With the advent of PDF. patterns, online shopping, and social media, there is no question that the quilt pattern business has changed since I started writing patterns in 2002.  The “shelf-life” is still relatively short – less than a year – and many come-and-go pretty quickly.  Timing can play a huge role in how well a pattern does, and the level of difficulty generally has very little to do with it.  Dear Jane and the Farmer’s Wife quilts continue to be popular, but in the fourteen years since Terry Atkinson published Yellow Brick Road, it hasn’t been out of the Top Ten Patterns sold by distributors.

It is THE Old Faithful of patterns – it’s the perfect beginner quilt, it’s the perfect baby-graduation-going off to college quilt and it works in every style of fabric.  (And yes, almost every pattern-person I know wishes she’d thought of it.  But that’s why Terry is so good, we didn’t “see it” until after she’d done it.)

But back to patterns.

I’m often asked if I look at, buy, read and use other people’s patterns.  Of course I do!  I’m a quilter and I buy patterns because I love the quilt and I cling to the notion that I’ll someday be able to make every one of them!  I’ve even made several… though I will own up to sometimes often usually changing one or two teeny, tiny things.

So what are the most popular patterns right now?  Bags.  Lots of bag patterns – the Weekender Travel Bag by Amy Butler and the Beatle Bags by Abbey Lane top the list, followed by a couple of bag patterns by Terry Atkinson.  Do you make bags?  I enjoy it but I’d rather make a quilt.  Like one of these “best selling” patterns – I have a couple of these patterns.


Row 1 – Atkinson Designs Yellow Brick Road / Basic Grey’s Mesmerize / Bunny Hill Designs’ Merry, Merry Snowmen.  Row 2 – Bunny Hill’s I Believe in Snowmen / the stack of everything I pulled in the warehouse / Bunny Hills’ Christmas Wheels.  Row 3 – Crab-Apple Hill’s Gingerbread Square / Jaybird Quilts’ Toes in the Sand / Thimbleblossoms’ Swoon.

Do you have any favorite patterns?  (Bonus points to anyone who mentions one by Miss Rosie’s Quilt Co.)  I probably have every pattern published by Sandy Klop of American Jane, and most of those from Jen Kingwell.  Steam Punk has been on my “to do” list for almost two years.

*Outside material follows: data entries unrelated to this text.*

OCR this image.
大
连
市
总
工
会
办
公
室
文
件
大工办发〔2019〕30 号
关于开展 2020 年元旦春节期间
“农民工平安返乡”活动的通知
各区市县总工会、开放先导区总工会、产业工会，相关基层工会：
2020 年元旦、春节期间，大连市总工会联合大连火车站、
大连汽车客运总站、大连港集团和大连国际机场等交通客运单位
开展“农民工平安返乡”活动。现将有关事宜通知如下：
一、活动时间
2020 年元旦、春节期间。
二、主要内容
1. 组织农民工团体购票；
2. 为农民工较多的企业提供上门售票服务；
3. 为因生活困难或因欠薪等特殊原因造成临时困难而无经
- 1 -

But when I’m asked if I have a pattern that I love, once that I would consider as an “old faithful”, you-can’t-go-wrong=with-this-pattern… Vanilla & Blooms by Fig Tree & Company – Joanna Figueroa.  I.  Love.  This.  Quilt / Pattern.  It’s out-of-print as a paper pattern but still available as a PDF download.  Both versions are terrific and I can’t think of any pattern that shows off gorgeous fabric better than this one.  It looks good in every style of fabric.  Especially Fig Tree fabric.

Fig Tree Vanilla and Blooms

The other one is Swoom by Thimbleblossoms – Miss Roskelley.  Even though I’ve seen what seems like a thousand versions of Camille’s quilt, I’ve yet to see a single one that wasn’t spectacular.  Not one.

Camille's Swoon Quilt

“Old Faithful”.  It’s much prettier than it sounds.